Michelle sat down. “Irina,” she called. “Can we get you some iced tea? Water?”
“Nothing for me, thanks,” Beatrice said.
“Yes, for the time being, I live here,” Michelle said, returning to Bea’s earlier question. “I love this old place. It’s the only home I’ve ever known.”
“I used to visit here back when Emma and Paul lived here. It is lovely. The other day I was walking over by the park and saw the place, which prompted me to look up your mom.”
Michelle simply said, “Ah.” She wore no makeup. She had pretty, big brown eyes, framed in long, dark lashes, a button nose, and an unfortunate, pointy chin. “How is she?” asked Michelle.
“Fine. She doesn’t leave her room?” Beatrice asked. She liked that Michelle wasn’t all made up.
“No,” Michelle said, meeting Beatrice’s eyes with her own. “Unfortunately, it runs in the family.”
“You don’t leave the house?”
She shook her head. “Oh I have, but not recently. That’s why I have Irina. She gets me what I need. Between her and the Internet, I have no need to go out, really.”
So that’s why the place had gone to pot outside. Michelle never saw it.
What to say to something like that? Beatrice knew there were shut-ins everywhere. But this young woman appeared healthy. It must be a form of agoraphobia.

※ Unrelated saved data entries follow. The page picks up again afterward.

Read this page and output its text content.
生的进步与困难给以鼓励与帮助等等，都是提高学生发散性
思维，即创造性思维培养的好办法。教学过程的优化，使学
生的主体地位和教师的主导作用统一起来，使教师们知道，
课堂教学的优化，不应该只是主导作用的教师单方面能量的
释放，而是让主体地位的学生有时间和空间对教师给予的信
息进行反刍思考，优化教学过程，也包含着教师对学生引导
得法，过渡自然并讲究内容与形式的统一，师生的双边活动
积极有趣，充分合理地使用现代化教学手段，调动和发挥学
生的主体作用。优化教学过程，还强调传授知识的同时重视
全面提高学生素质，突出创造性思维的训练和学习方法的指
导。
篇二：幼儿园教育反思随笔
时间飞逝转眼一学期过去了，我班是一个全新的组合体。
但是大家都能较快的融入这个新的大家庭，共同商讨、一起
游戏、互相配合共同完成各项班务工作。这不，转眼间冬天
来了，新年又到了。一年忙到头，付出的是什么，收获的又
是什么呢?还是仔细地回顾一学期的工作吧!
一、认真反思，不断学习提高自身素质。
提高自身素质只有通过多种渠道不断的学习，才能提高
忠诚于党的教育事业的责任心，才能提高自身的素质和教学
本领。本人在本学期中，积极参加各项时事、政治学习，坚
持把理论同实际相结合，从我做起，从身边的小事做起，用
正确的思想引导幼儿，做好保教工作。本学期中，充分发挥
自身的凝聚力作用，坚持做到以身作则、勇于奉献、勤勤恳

“When I was walking the other day and saw the place it made me kind of sad. I didn’t know anybody lived here. From the outside . . . well, I thought it was abandoned,” Beatrice said carefully. That was as polite as she could put it. She was pleased with herself.
“It’s intentional,” Michelle said, jutting that pointy chin of hers out farther. “I want people to stay away, especially the Kraft Corporation.”
“What? Why?”
“We had to sell part of our land to help keep Mom in the nursing home. So we sold it to them. Then they built those stinking apartments, brought in bad sorts of people. I figure if folks think the place is abandoned, they won’t be robbing me or bother with me at all.”
“What makes you think they’d rob you?” Beatrice asked, thinking that Michelle sounded a bit paranoid.
“I’ve had a few incidents already. And the Kraft Corporation wants the whole shebang. I’ll never leave here!” Michelle was getting hoarse. Her voice was draining.
“Ms. Drummond.” Irina suddenly appeared. “Shall I get you some of your medicine?”
Michelle nodded. She sat very straight in her chair. Her body belied the look on her face, which was borderline panic.
“I’m sorry. I get a bit upset sometimes. They really have upset me. The men that come here and try to get me to sell this place. It’s the last link I have to my family. I’m the last one. Well, aside from my mother and my cousin. And they want to take it all from me,” she said.
Irina appeared again, seemingly out of nowhere, and handed Michelle a glass of water and a pill.
That was the thing about hired help, they were always around. It was something Beatrice could never have abided. “What men?” she asked.
“The Kraft Corporation. The ones who built the apartments.”
Beatrice sank back into the cushions on the couch.
“They want this place and the rest of the land. They can have it over my dead body,” Michelle said.
“Good for you,” Beatrice said. Kraft, she thought.
That was Pamela’s last name. Was the Kraft Corporation hers? Or was it a relative? Kraft was a popular name in these parts. It could have no bearing at all. But it might be a little too coincidental—the women who were killed had links to the Pie Palace and also lived in apartments possibly owned by a member of Pamela’s family. Just what was going on?